With former President Donald Trump questioning a fair election this November, Connecticut’s Attorney General William Tong is preparing for anticipated legal challenges.
On Monday, Tong participated in a panel discussion at Quinnipiac University in Hamden with a former attorney general of the United Kingdom, who said Europeans are baffled that an American election could be decided in court.
Tong, who has been in office since 2019, said his worst day on the job was shortly after the 2020 election. His deputy attorney general had called and told him that 18 of his Republican colleagues had gone to the U.S. Supreme Court.
The Republicans were seeking to overturn the presidential election by invalidating ballots from battleground states.
“It’s going to happen again. So, Democrats are preparing for every contingency, and Republicans are preparing for every contingency,” he said.
Tong is currently the vice president of the National Association of Attorneys General.
He has been in Washington, D.C. talking about how the association could stay together if there is a contested election this year.
“Now more than ever, it is so important that my Republican colleagues and I talk. Because I am not guessing or forecasting what is going to happen. We saw what is going to happen in 2020,” Tong said.
He is very concerned that legal challenges to election results in swing states could affect a peaceful transfer of power.
“We have our team in the attorney general's office ready to act and preserve the integrity of votes in Connecticut. That's our first job,” said Tong.
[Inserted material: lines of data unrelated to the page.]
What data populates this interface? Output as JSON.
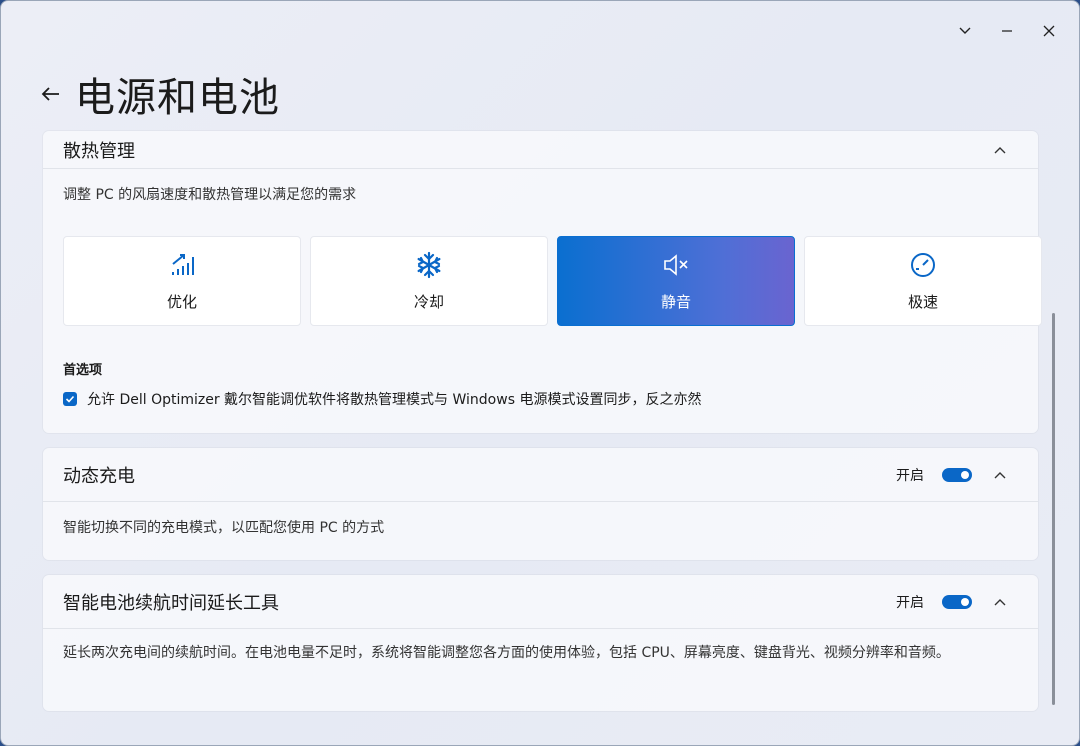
{
  "window": {
    "title": "电源和电池"
  },
  "controls": {
    "minimize": "–",
    "close": "✕",
    "dropdown": "⌄"
  },
  "thermal": {
    "title": "散热管理",
    "description": "调整 PC 的风扇速度和散热管理以满足您的需求",
    "modes": [
      {
        "label": "优化",
        "icon": "signal-bars-icon",
        "active": false
      },
      {
        "label": "冷却",
        "icon": "snowflake-icon",
        "active": false
      },
      {
        "label": "静音",
        "icon": "speaker-mute-icon",
        "active": true
      },
      {
        "label": "极速",
        "icon": "speedometer-icon",
        "active": false
      }
    ],
    "preferences_title": "首选项",
    "sync_option": {
      "label": "允许 Dell Optimizer 戴尔智能调优软件将散热管理模式与 Windows 电源模式设置同步，反之亦然",
      "checked": true
    }
  },
  "dynamic_charging": {
    "title": "动态充电",
    "toggle_label": "开启",
    "enabled": true,
    "description": "智能切换不同的充电模式，以匹配您使用 PC 的方式"
  },
  "battery_extender": {
    "title": "智能电池续航时间延长工具",
    "toggle_label": "开启",
    "enabled": true,
    "description": "延长两次充电间的续航时间。在电池电量不足时，系统将智能调整您各方面的使用体验，包括 CPU、屏幕亮度、键盘背光、视频分辨率和音频。"
  },
  "colors": {
    "accent": "#0a67c7",
    "active_gradient_end": "#6a64d0"
  }
}
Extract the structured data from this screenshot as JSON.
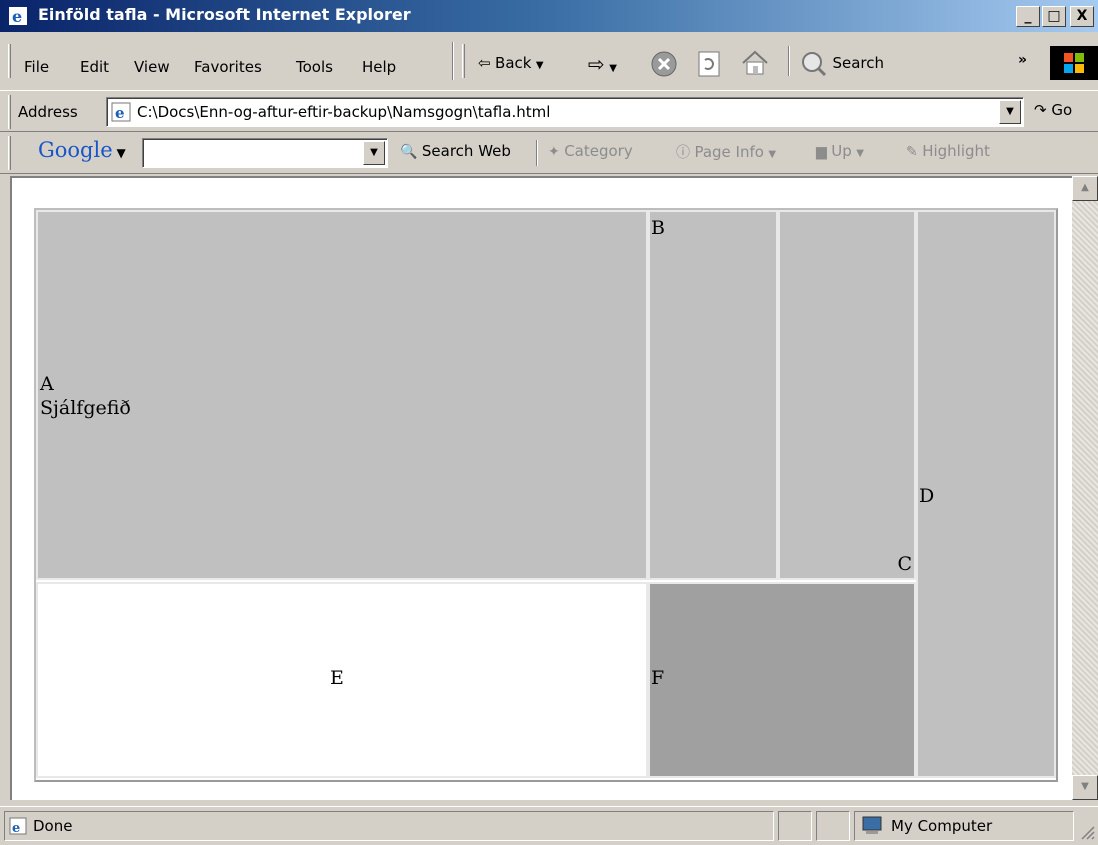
{
  "window": {
    "title": "Einföld tafla - Microsoft Internet Explorer",
    "controls": {
      "minimize": "_",
      "maximize": "□",
      "close": "X"
    }
  },
  "menu": [
    "File",
    "Edit",
    "View",
    "Favorites",
    "Tools",
    "Help"
  ],
  "toolbar": {
    "back_label": "Back",
    "forward_icon": "⇨",
    "stop_icon": "stop-icon",
    "refresh_icon": "refresh-icon",
    "home_icon": "home-icon",
    "search_label": "Search",
    "overflow": "»"
  },
  "address": {
    "label": "Address",
    "value": "C:\\Docs\\Enn-og-aftur-eftir-backup\\Namsgogn\\tafla.html",
    "go_label": "Go"
  },
  "google": {
    "brand": "Google",
    "search_value": "",
    "search_web_label": "Search Web",
    "category_label": "Category",
    "page_info_label": "Page Info",
    "up_label": "Up",
    "highlight_label": "Highlight"
  },
  "table": {
    "cell_a_line1": "A",
    "cell_a_line2": "Sjálfgefið",
    "cell_b": "B",
    "cell_c": "C",
    "cell_d": "D",
    "cell_e": "E",
    "cell_f": "F",
    "colors": {
      "light_gray": "#c0c0c0",
      "dark_gray": "#a0a0a0",
      "white": "#ffffff"
    }
  },
  "status": {
    "text": "Done",
    "zone": "My Computer"
  }
}
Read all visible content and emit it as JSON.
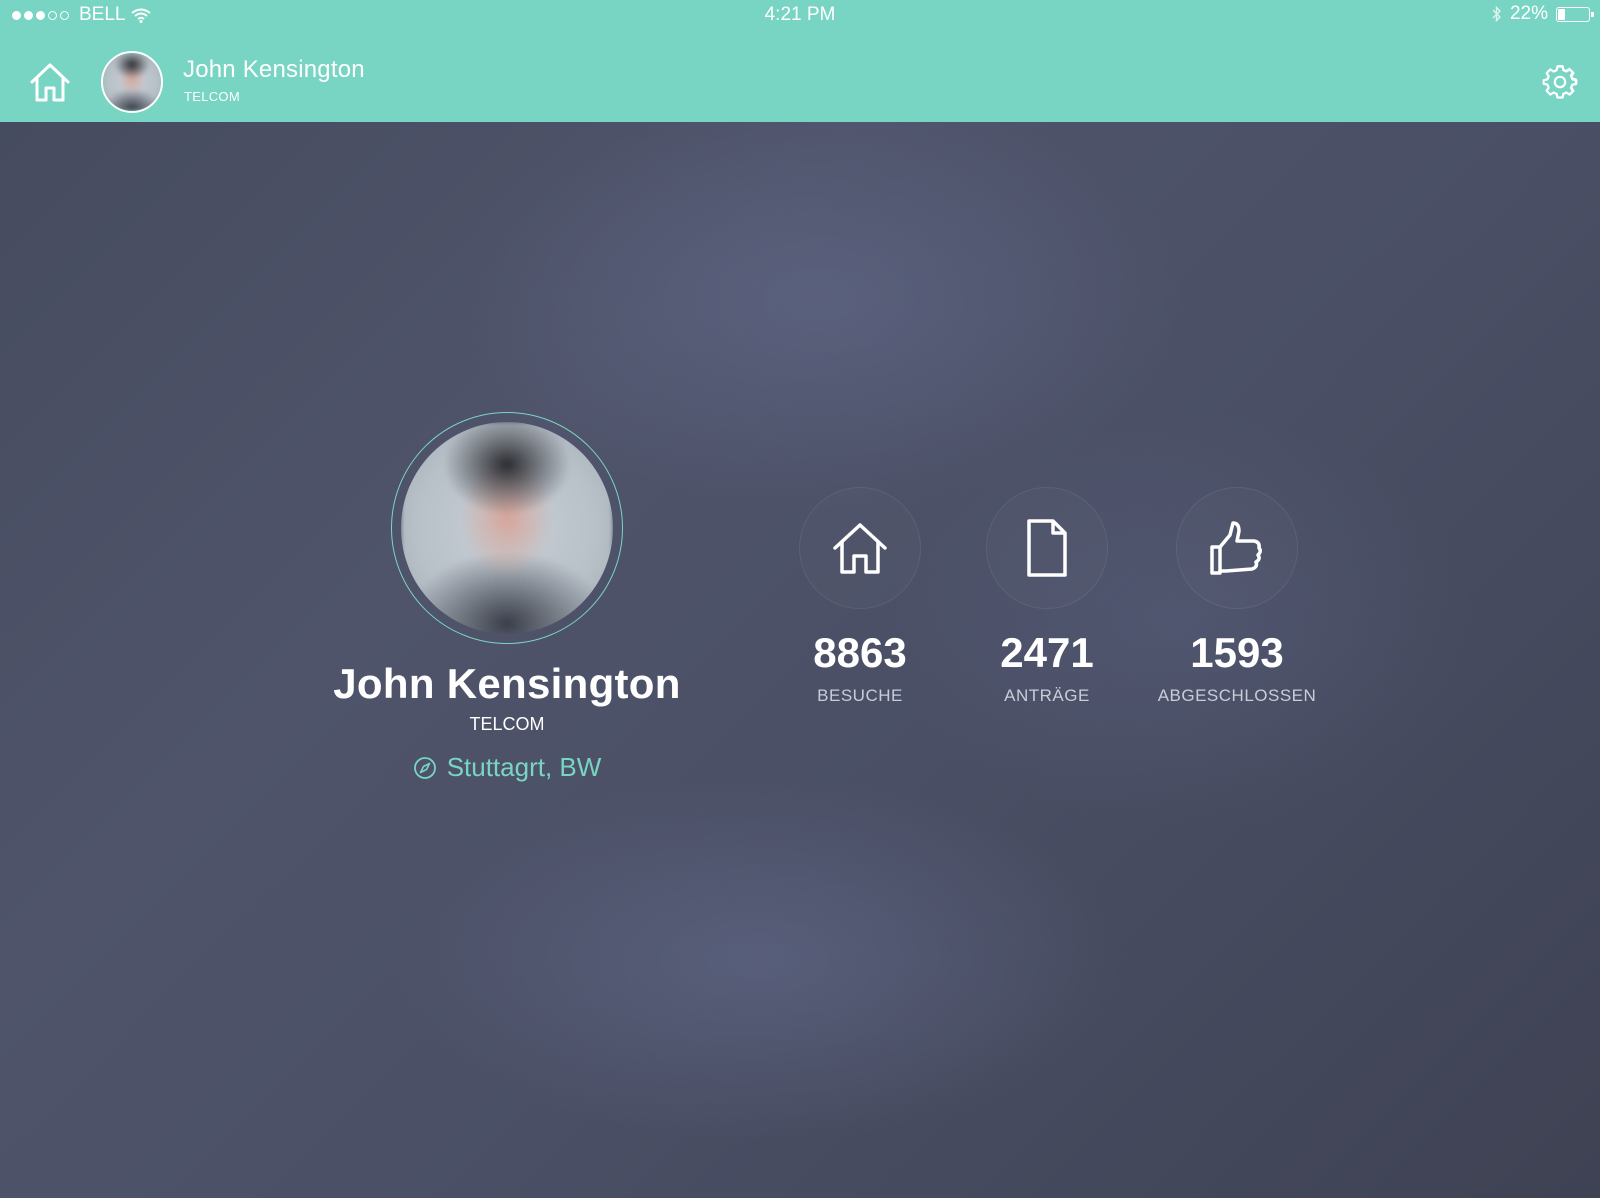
{
  "status_bar": {
    "carrier": "BELL",
    "time": "4:21 PM",
    "battery_percent": "22%",
    "battery_level": 0.22,
    "signal_bars_filled": 3,
    "signal_bars_total": 5
  },
  "header": {
    "user_name": "John Kensington",
    "company": "TELCOM",
    "accent_color": "#79d5c3"
  },
  "profile": {
    "name": "John Kensington",
    "company": "TELCOM",
    "location": "Stuttagrt, BW"
  },
  "stats": [
    {
      "icon": "house-icon",
      "value": "8863",
      "label": "BESUCHE"
    },
    {
      "icon": "document-icon",
      "value": "2471",
      "label": "ANTRÄGE"
    },
    {
      "icon": "thumbs-up-icon",
      "value": "1593",
      "label": "ABGESCHLOSSEN"
    }
  ]
}
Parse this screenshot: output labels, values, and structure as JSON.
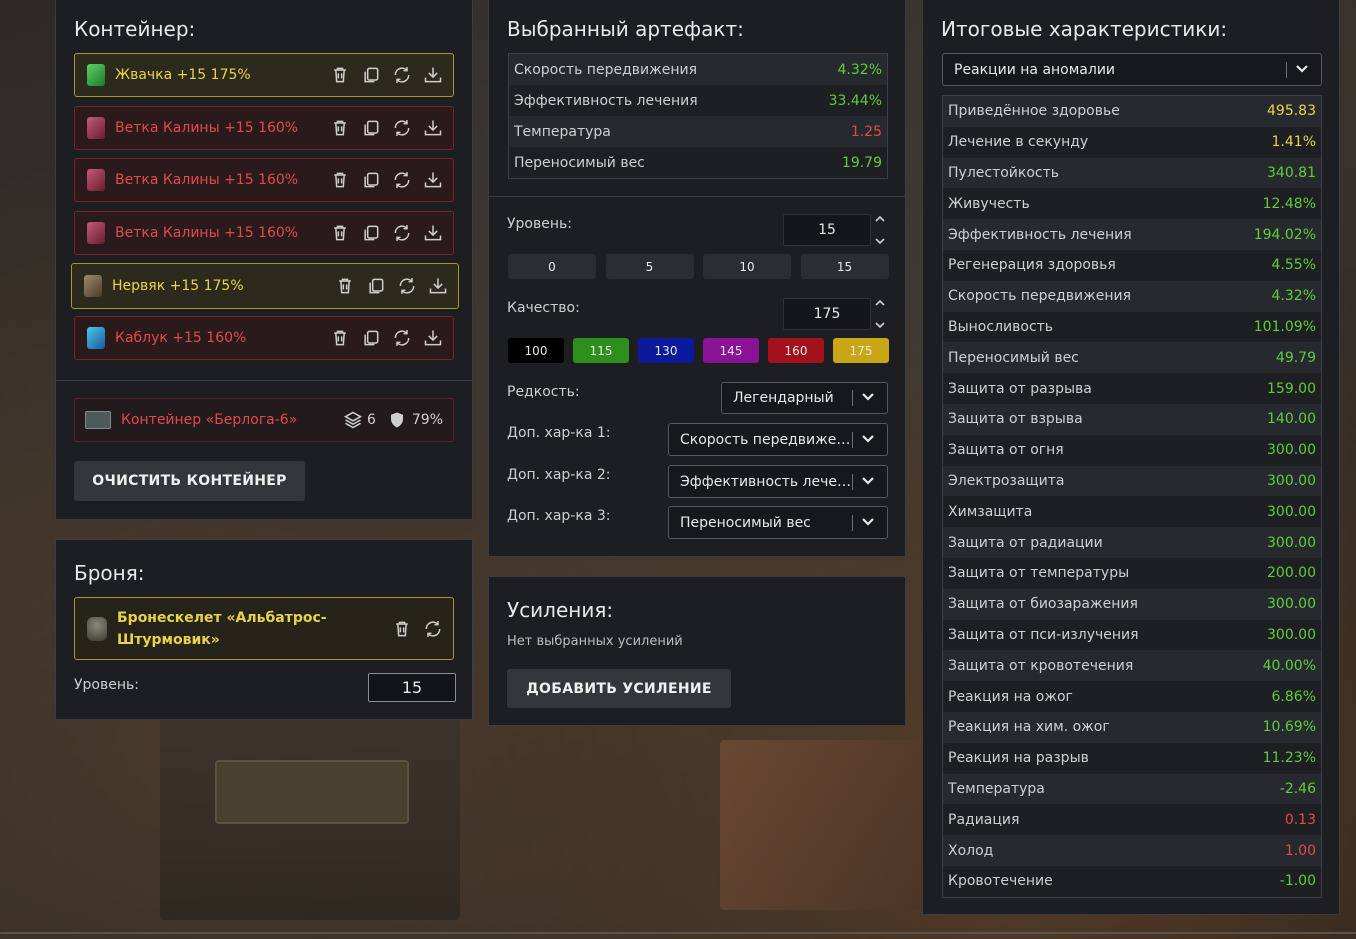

“But to the extent that we are called upon and have to assist others because it impacts Connecticut, of course, a national election does impact Connecticut,” he said.
“And if I feel we have to take action or as a community of states we have to defend against an attack on the overall election, as in 2020 at the Supreme Court, then I will act,” Tong added.
Sir Robert Buckland is a former Conservative Party attorney general of the United Kingdom and member of the British parliament
He is taken aback that U.S. courts would be involved in a democratic election, which is not the case in the U.K.
“Very rarely do you have the electoral court having to get involved,” he said. “We’ve had one case in my political lifetime where an MP was thrown out of his seat because of electoral misconduct.”
“We do have something called a recall petition, which means if MPs breach the standards rule and are substantially punished, then they can petition in their district, and the MP can be recalled,” Buckland said.
The U.K. has a national body that oversees elections, which the U.S. does not.
“We have one system that covers all the different counties and parts of the United Kingdom that’s agreed by the United Kingdom parliament," Buckland said. "I know here you have a federal system with different rules in different states.”
Buckland added that he is happier with the U.K. system.
“The good news certainly from my point of view, as a British politician, is that the courts and politics don’t often mix. And that’s a very good thing,” he said.